Thursday, August 24, 2023

Book Report: Notes on an Execution

19. Danya Kukafka, Notes on an Execution (2021) (8/23/21)

This is not a thriller, though it is about a serial killer—but we know from the start who he is, and gradually we learn why he did what he did, including, perhaps, on a more existential level. It's really something of a character study—multiply. The killer, for one, as well as his mother, who abandoned him at age four, for urgent reasons; his wife's twin sister; and the homicide detective who tracks him down, who also happened to be in foster care with him as a teenager. And also the four victims: they are characters too, though their lives were cut short. The way they all intertwine brings an emotional complexity to the story.

The book is structured in such a way as to keep the reader's interest. It begins "now," twelve hours before Ansel Packer, inmate 999631, is scheduled to die by lethal injection. In this section we are given a few clues to stories that will be fully developed much later on, though for the moment they are simply puzzles: who is Blue, and why did she write him a letter? what is the Blue House? We then move to 1973 and his mother, Lavender's story. Over to Ansel, with ten hours to go, and again back, to 1984 and Saffy—the detective, but now she's a teenager, smitten with but then repulsed by Ansel. Eight hours to go, and then 1990 and Hazel, the day she first met Ansel, who would become her sister's husband—and eventually, killer. And so forth: the chapters alternately count down to zero and Ansel's execution, and detail, at various points in time, a few of the women who knew him and continue to think about him, for various reasons. 

I found the writing to be excellent, and the emotional resonance strong. Throughout the story, Ansel refers to his "theory," which is basically that we all, always, have multiple (infinite) choices available, and depending on what we choose, that's how our life will play out. Though of course he's wrong. Some aspects of our lives are set in motion well before we're even born, or are spinning certain inevitabilities off on the sidelines somewhere, until the moment we engage. It's nice to think we have control, but as this story itself demonstrates, it's just not the case. One thing, too often, simply leads to another. 

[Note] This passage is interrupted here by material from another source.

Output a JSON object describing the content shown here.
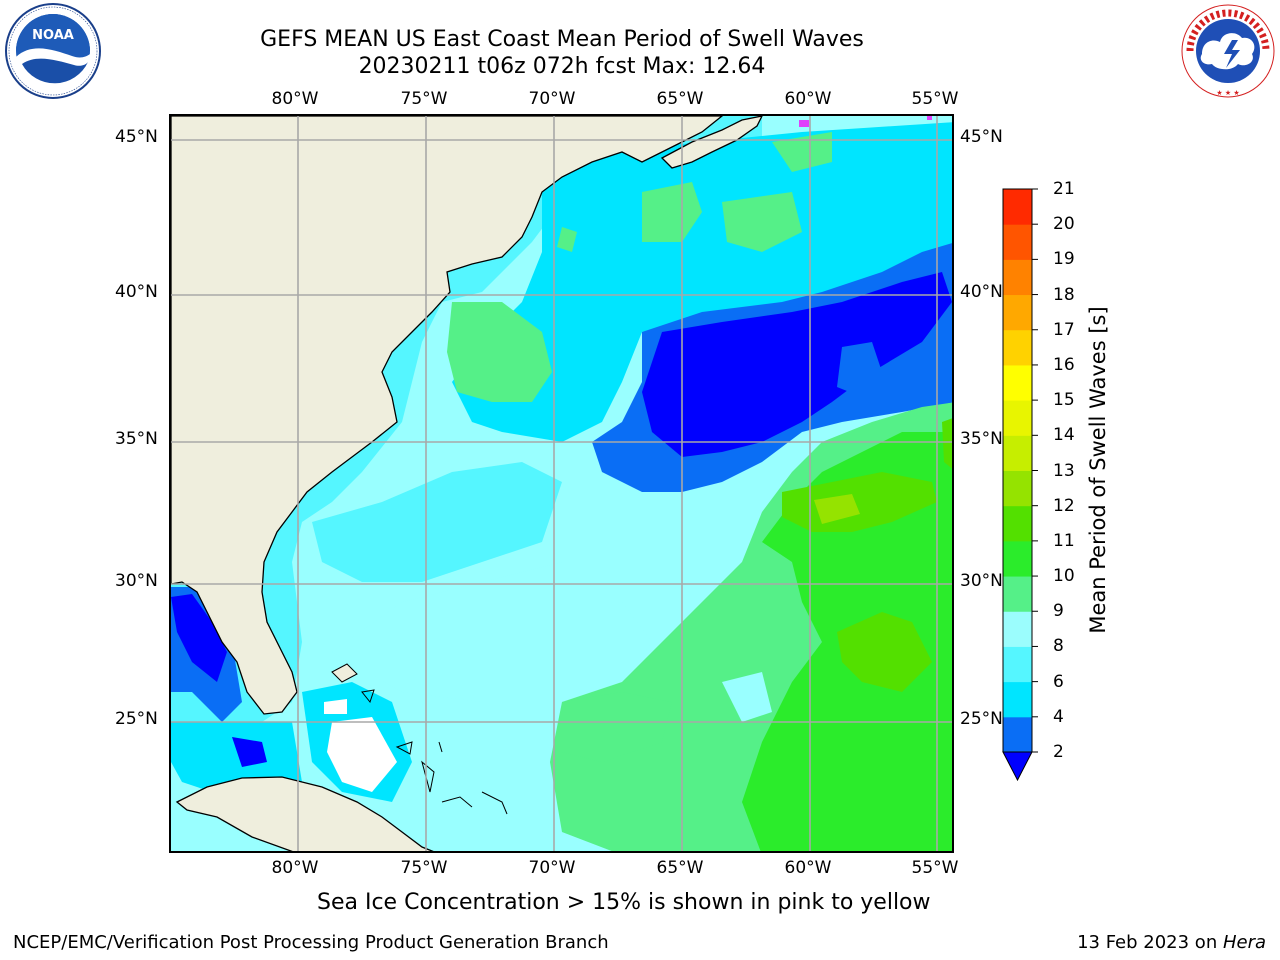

Kukafka writes, "There is a universe out there, made up of girls and women, stranded by a fiction we insist upon repeating. I wrote this book to give them a chance to exist beyond the men who steal the narrative. The story of the serial killer is bigger than the bodies he leaves behind—it encompasses an infinite web, an elaborate tangle of predominantly female trauma and endurance. There is a question lurking in the dark corners of that weary tale. I wrote this novel because I needed to ask. I needed to look. I am tired of seeing Ted Bundy's face. This is a book for the women who survive."

Her story works in this regard to a degree. But it also belongs to Ansel, who isn't presented as evil and monstrous so much as abandoned and hapless, a desperate misfit. I couldn't help but feel some sympathy for him, even despite the awful things he did. And the book ends with brief imaginings of what might have been, for the women he killed. Always that haunting wondering: what would their lives have become?